Interview with the Oscar-winning director, guest of the first edition of the Film Impresa Award. “My film for Esselunga was an absolutely unconventional experience and also a lot of fun”.
“The tale of Italian cinema in crisis is not true and of American cinema which, on the other hand, has no problems. American cinema also has problems. Our cinema, despite the great difficulties created by the pandemic, defends itself very well“. So the Oscar-winning director Giuseppe Tornatorein an interview given to Adnkronos on the sidelines of Company Film Awardwhere he was the protagonist of a conversation with the artistic director of the event Mario Sesti and received a Special Award, presented by Alberto Marenghi, Vice President of Confindustria for Organisation, Development and Marketing.
The director talked about the post-pandemic situation of cinema: “I see it a bit as everyone sees it. There is a cinema that resists strongly and there is a difficulty in bringing back some groups of spectators who have put aside the good habit of going to the cinema. They must be reconquered and cinema will absolutely make it. As for the relationship between Italian and foreign cinema, I don’t think much has changed. There has always been this problem. But just look at the new David di Donatello five for example to see that they are five of a very strong cinematography, there is an embarrassment of choice and the difficulty of voting for the best because they are all extraordinary films “, he added.

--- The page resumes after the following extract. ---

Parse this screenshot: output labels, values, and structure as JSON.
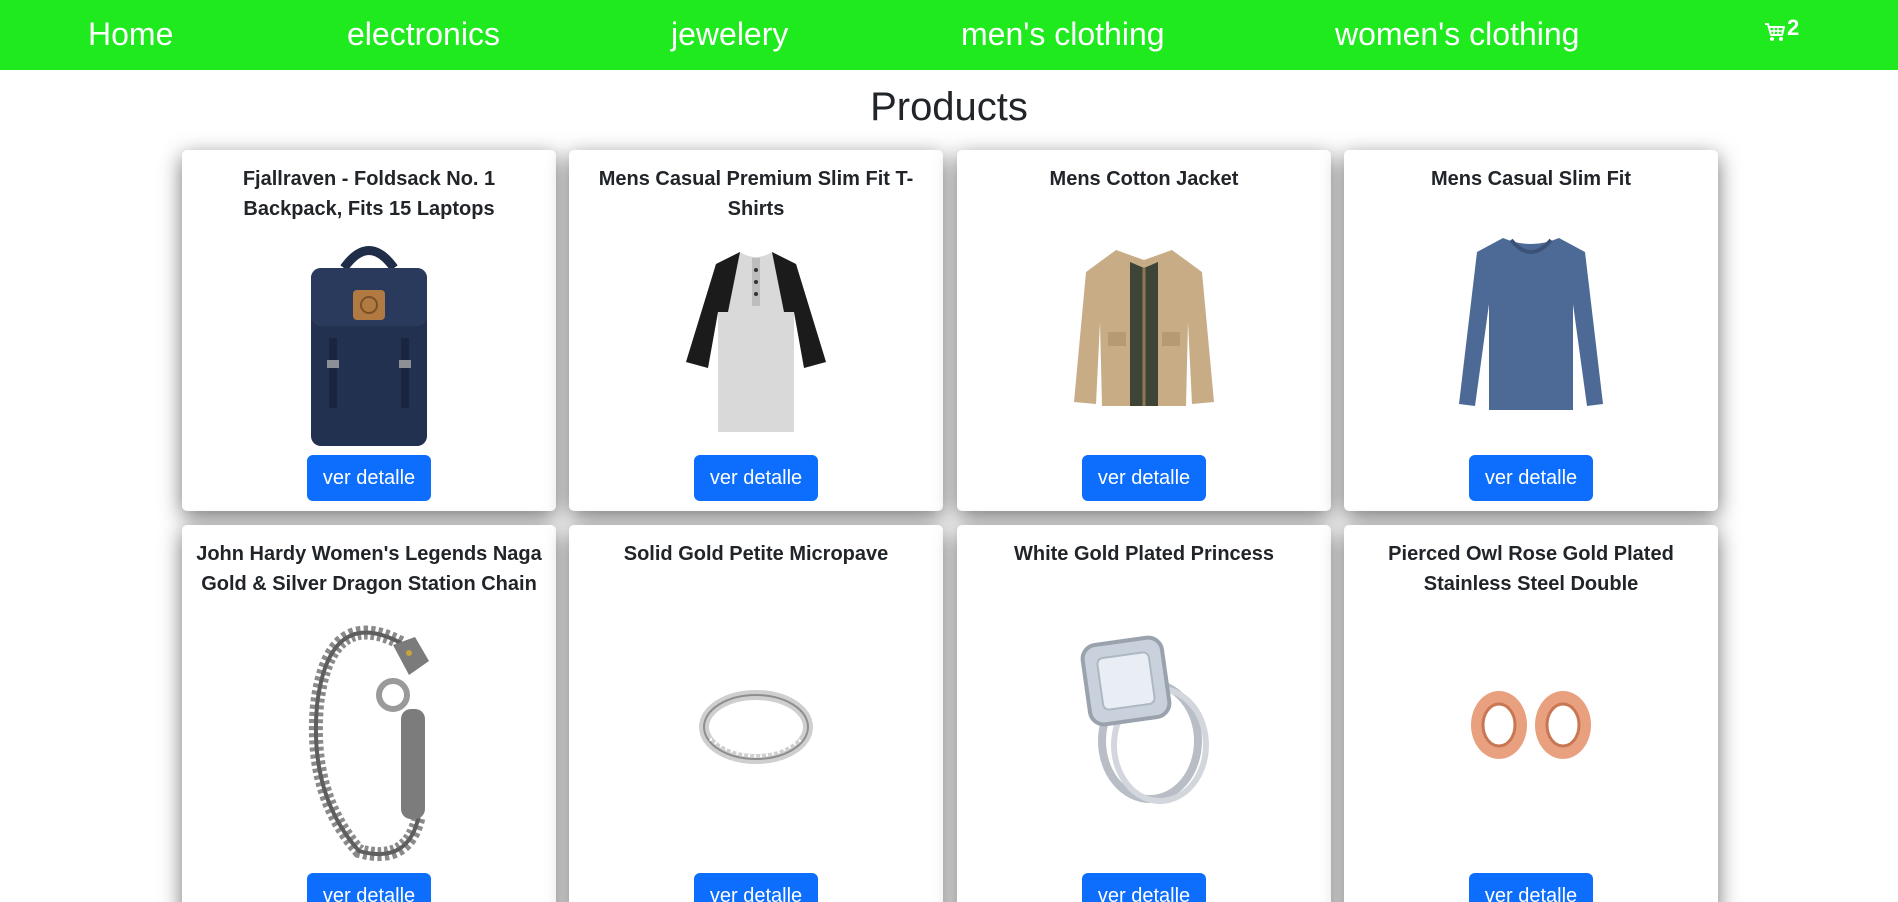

The short “The Wizard of Esselunga”, shot by the Oscar-winning director for “Nuovo Cinema Paradiso” in 2011, with the executive production of Adnkronos. “The making of the film for Esselunga is a particular memory for me – Tornatore said – because it was an absolutely original commission. Being told ‘I want to make a film that will go absolutely nowhere’ is truly almost antithetical to what is concept of the commercial film The commercial film is made because it has to be disseminated. Instead, in this case, Caprotti told me ‘no, I want to make a film that doesn’t have to go anywhere’. So I said, ‘excuse me so what do you need it for?’ He replied: ‘I have to give it to my clients’. So it was an absolutely out of the ordinary experience and also a lot of fun because I didn’t know the world of Esselunga well. I met him thanks to him who took me around the spaces of his large company and explained to me the philosophy on which his idea of a supermarket was based, in quotation marks. It was extremely interesting. It was easy for me to combine those concepts in a very simple story as a commercial film usually has to be”.

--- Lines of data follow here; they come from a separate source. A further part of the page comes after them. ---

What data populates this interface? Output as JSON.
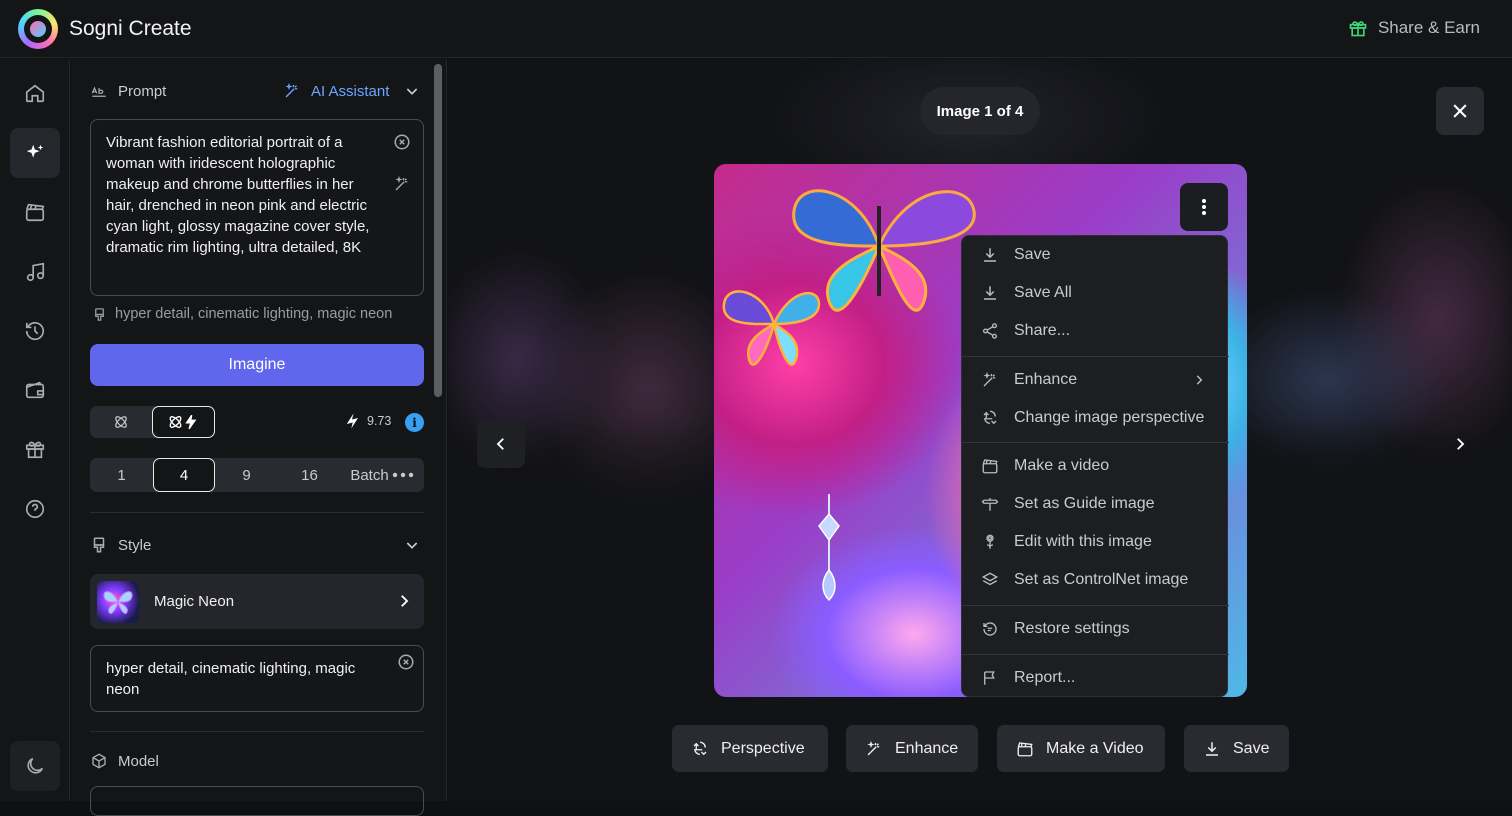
{
  "app": {
    "title": "Sogni Create",
    "share_earn": "Share & Earn"
  },
  "rail": {
    "items": [
      "home",
      "create",
      "video",
      "music",
      "history",
      "wallet",
      "rewards",
      "help",
      "theme"
    ]
  },
  "prompt": {
    "label": "Prompt",
    "ai_assistant": "AI Assistant",
    "text": "Vibrant fashion editorial portrait of a woman with iridescent holographic makeup and chrome butterflies in her hair, drenched in neon pink and electric cyan light, glossy magazine cover style, dramatic rim lighting, ultra detailed, 8K",
    "style_hint": "hyper detail, cinematic lighting, magic neon"
  },
  "imagine_label": "Imagine",
  "credits": "9.73",
  "info": "i",
  "counts": {
    "options": [
      "1",
      "4",
      "9",
      "16",
      "Batch"
    ],
    "selected": "4"
  },
  "style": {
    "label": "Style",
    "name": "Magic Neon",
    "prompt": "hyper detail, cinematic lighting, magic neon"
  },
  "model": {
    "label": "Model"
  },
  "viewer": {
    "pager": "Image 1 of 4"
  },
  "menu": {
    "items": [
      {
        "label": "Save",
        "icon": "download-icon"
      },
      {
        "label": "Save All",
        "icon": "download-icon"
      },
      {
        "label": "Share...",
        "icon": "share-icon"
      },
      {
        "label": "Enhance",
        "icon": "magic-wand-icon"
      },
      {
        "label": "Change image perspective",
        "icon": "perspective-icon"
      },
      {
        "label": "Make a video",
        "icon": "clapper-icon"
      },
      {
        "label": "Set as Guide image",
        "icon": "guide-icon"
      },
      {
        "label": "Edit with this image",
        "icon": "edit-flower-icon"
      },
      {
        "label": "Set as ControlNet image",
        "icon": "layers-icon"
      },
      {
        "label": "Restore settings",
        "icon": "restore-icon"
      },
      {
        "label": "Report...",
        "icon": "flag-icon"
      }
    ]
  },
  "actions": {
    "perspective": "Perspective",
    "enhance": "Enhance",
    "make_video": "Make a Video",
    "save": "Save"
  }
}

Do you think it is an opportunity for young talents to be able to express their art through these shorts or medium-length films freely, albeit following the instructions of the client who wants to tell their company? “I think so – replied Tornatore – It often happens that you meet young people who started out with a commercial film. Sometimes they are extremely interesting experiences from the point of view of maturation in the use of the technical means. It’s a very interesting world, even if for a few years now, the style of the advertising film has been impoverished. But there are always some extremely interesting and attractive exceptions, therefore the spaces to allow young people who want to tackle the audiovisual language to find opportunities to test their skills”.
In the end, a joke about returning to the set by the Oscar-winning director. After the experience with Ennio Morricone and in Tim, when will you go back to making fiction films? “Very soon“, cut short a smiling Tornatore.